第6話:宣戦布告と「御前試合」
「海藤よ。貴様、負けた癖に『フレームの計算が甘い』などと理屈を並べおって。計算で勝てるなら、魔王軍は苦労せんわ」
ゲーセンでの激闘から一夜明け、剛と誠は放課後の廊下を並んで歩いていた。 傍目には「背の高いワイルドな転校生」と「秀才な眼鏡君」という異色のコンビだが、その会話の内容は常軌を逸している。
「剛、声が大きいよ。……それに、あれはただの野試合だ。本気で僕に勝ちたいなら、もっと現代の理論を学ぶべきだね。君の動きは、あまりにも直感的すぎる」 「フン、直感ではない。覇王の嗅覚と言え。……だが、確かにこの『盤面』、もっと広い戦場で試してみたいものだ」
二人が駅前の雑踏を歩いていると、剛の鋭い視線がある一点で止まった。 大型ビジョンに映し出された、燃え上がるような真っ赤なロゴ。
『STREET FIGHTER 6 公式大会:ルーキーズ・チャレンジ開催!』
「……ほう。誠、見ろ。この世界にも『御前試合』があるようだ。賞金という名の戦利品まで用意されているとは、気が利いているではないか」
画面には、全国から猛者が集う様子が映し出されていた。 剛は不敵な笑みを浮かべ、その巨大な手でスマホを取り出し、迷うことなくエントリーボタンを叩いた。
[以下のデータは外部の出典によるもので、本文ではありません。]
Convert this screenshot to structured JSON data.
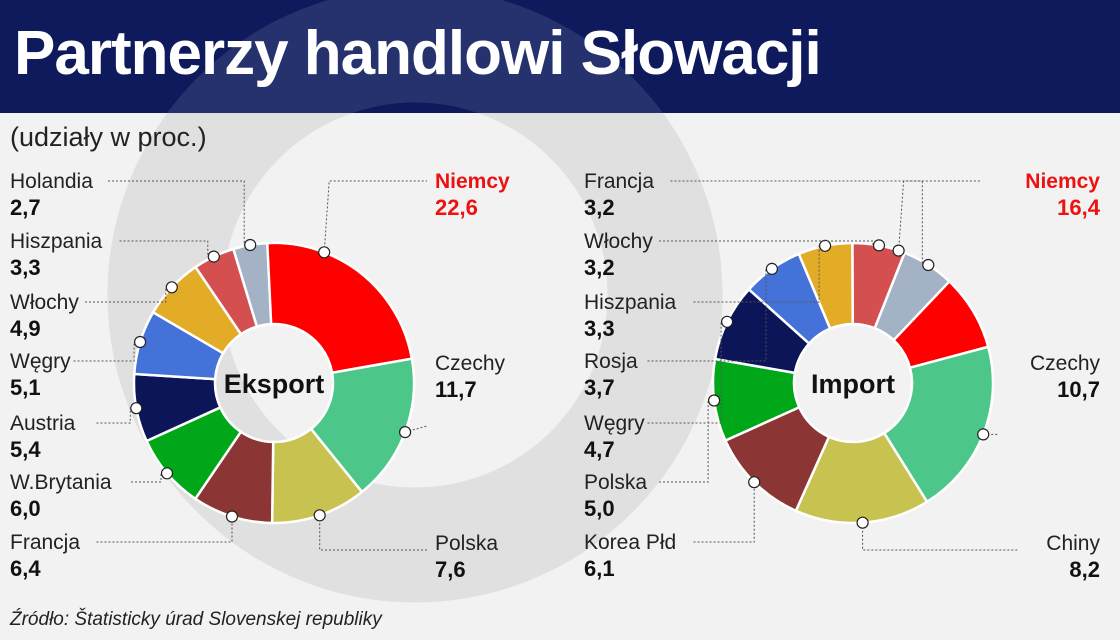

「佐藤剛、エントリー完了だ。海藤、貴様はどうする? 観客席で指をくわえて、俺が頂点に立つのを見ているか?」 「……やれやれ。君を一人で放り出したら、大会の運営ごと乗っ取りかねないからね。僕も出るよ。今度は『運』で負けたりしない」
二人の視線がぶつかり合い、静かな火花が散る。 魔王と勇者。二人の戦いは、放課後のゲーセンという狭い檻を飛び出し、公式という名の「表舞台」へと引きずり出されようとしていた。